For Anycast to work, each ASN must know to route to its closest PoP. This is determined primarily but not entirely through “AS path length.” The shortest path is often the one chosen, and the shortest path is often the one with the fewest networks. Which leaves us with a special case…
Given a PoP and an ASN within the same city, any traffic originating from that ASN is sent to the PoP within that same city. That geographic closeness usually means that there are fewer networks between the source ASN and the PoP, so the best path—the shortest path—should lie within the same city.
Testing the routing
We now have a test we can apply to see if our Anycast network is routing correctly. If we can find test nodes in every city where we have a PoP we can execute a DNS query from that test node. If they all get a response from their geographically-closest PoP we know that everything is working as desired.
We need a very special DNS record to accomplish this though. We also need a special case where every PoP’s DNS server offers a unique response when queried for the same record. Ideally the PoP’s name and city is located in the response. This is different from the usual case where we want the same response when queried for the same record, making it special.
There are lots of ways to do this. One is to ask each PoP to execute a special override and insert a custom response for an identical request.
It looks something like this:
dig @anycastdns.stackpath.com -t CNAME whichcityamiin.whichcity.stackpath.com ;; ANSWER SECTION: Whichcityamiin.whichcity.stackpath.com. 60 IN CNAME dfw1.dallas.whichcity.stackpath.com
We ask our DNS server to return a CNAME record as a response which is a fully qualified domain name (fqdn). Each PoP is told to return a different CNAME via a special override but only for that one special record: whichcityamiin.whichcity.stackpath.com.
Completing the test
There are no shortage of third party DNS testing providers with test nodes across multiple networks in different cities. In this example, we take a collection of these test nodes, test from every city where we have a PoP, and have the test nodes execute a test every day where they ask for our special domain name.
Using that third party’s API service we download the responses to a local server for processing. Now it’s just a matter of extracting and comparing the city name of the test node that executed the query and the city name from the returned CNAME record.
Immediately we know by the test names which ASNs are correctly routing to make sure that all DNS queries are responded to by their appropriate city’s PoP. So how did a test node on Bell Canada’s network in Toronto route to Chicago instead of remaining local in Toronto?

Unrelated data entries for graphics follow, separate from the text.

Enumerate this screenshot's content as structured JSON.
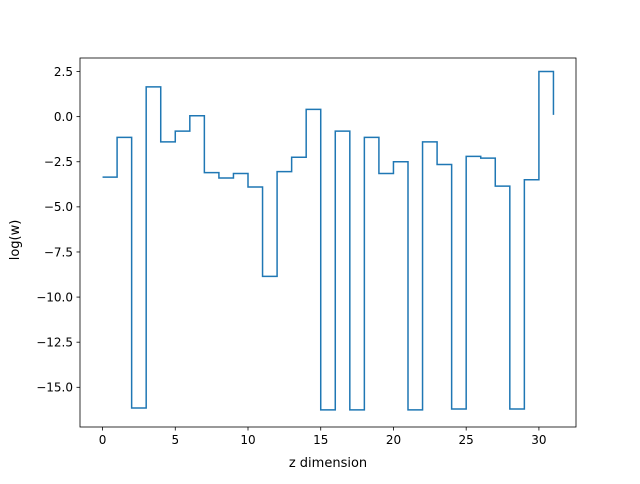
{
  "chart_data": {
    "type": "line",
    "drawstyle": "steps-post",
    "title": "",
    "xlabel": "z dimension",
    "ylabel": "log(w)",
    "xlim": [
      -1.55,
      32.55
    ],
    "ylim": [
      -17.2,
      3.25
    ],
    "xticks": [
      0,
      5,
      10,
      15,
      20,
      25,
      30
    ],
    "xtick_labels": [
      "0",
      "5",
      "10",
      "15",
      "20",
      "25",
      "30"
    ],
    "yticks": [
      2.5,
      0.0,
      -2.5,
      -5.0,
      -7.5,
      -10.0,
      -12.5,
      -15.0
    ],
    "ytick_labels": [
      "2.5",
      "0.0",
      "−2.5",
      "−5.0",
      "−7.5",
      "−10.0",
      "−12.5",
      "−15.0"
    ],
    "grid": false,
    "series": [
      {
        "color": "#1f77b4",
        "x": [
          0,
          1,
          2,
          3,
          4,
          5,
          6,
          7,
          8,
          9,
          10,
          11,
          12,
          13,
          14,
          15,
          16,
          17,
          18,
          19,
          20,
          21,
          22,
          23,
          24,
          25,
          26,
          27,
          28,
          29,
          30,
          31
        ],
        "values": [
          -3.35,
          -1.15,
          -16.15,
          1.65,
          -1.4,
          -0.8,
          0.05,
          -3.1,
          -3.4,
          -3.15,
          -3.9,
          -8.85,
          -3.05,
          -2.25,
          0.4,
          -16.25,
          -0.8,
          -16.25,
          -1.15,
          -3.15,
          -2.5,
          -16.25,
          -1.4,
          -2.65,
          -16.2,
          -2.2,
          -2.3,
          -3.85,
          -16.2,
          -3.5,
          2.5,
          0.1
        ]
      }
    ]
  }
}
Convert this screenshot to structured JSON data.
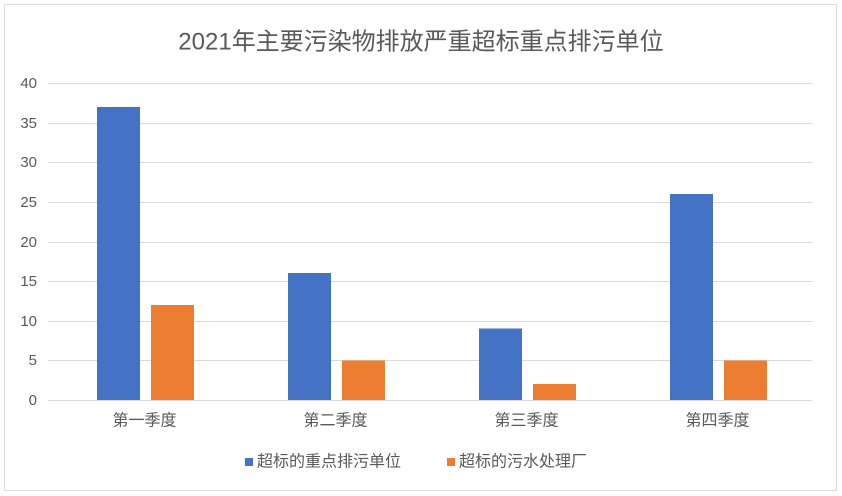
{
  "chart_data": {
    "type": "bar",
    "title": "2021年主要污染物排放严重超标重点排污单位",
    "categories": [
      "第一季度",
      "第二季度",
      "第三季度",
      "第四季度"
    ],
    "series": [
      {
        "name": "超标的重点排污单位",
        "values": [
          37,
          16,
          9,
          26
        ],
        "color": "#4472C4"
      },
      {
        "name": "超标的污水处理厂",
        "values": [
          12,
          5,
          2,
          5
        ],
        "color": "#ED7D31"
      }
    ],
    "ylim": [
      0,
      40
    ],
    "yticks": [
      0,
      5,
      10,
      15,
      20,
      25,
      30,
      35,
      40
    ],
    "grid": true,
    "legend": "bottom"
  }
}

Investigating the AS path taken, Bell Canada (ASN 577) peers with StackPath (ASN 12989) in Chicago. This is the shortest AS path because there is a direct circuit between Bell Canada in Toronto and StackPath in Chicago. So Bell Canada was correctly choosing to send traffic originating in Toronto to be served from Chicago—with about 14ms latency—but herein lies one of the challenges with Anycast.
To solve this, a routing change is required. We’ll modify the routing tables to ask Bell Canada to prefer a longer AS path but shorter geographical route. This also requires us to add a network that peers with StackPath in Toronto and allows Bell Canada’s DNS traffic to remain in Toronto.
Once done, we can re-investigate the traceroute to look at the new AS path that now goes from Bell Canada (ASN 577) in Toronto, to Cogent (ASN 174) in Toronto, to StackPath (ASN 12989) in Toronto.
Running DNS on top of an Anycast-based network results in the best of both worlds with improved reliability and performance. It is more complex than simply operating a standalone DNS server, but understanding the nuances and challenges also means delivering a superior solution.
Being able to learn from the monitoring feedback loop ensures optimal decisions are taken. The modern Internet is a dynamic and constantly changing place where it imposes as many challenges to service providers as service providers impose challenges to the Internet. Without constant monitoring and alerting, that rate of change would quickly overwhelm the service itself.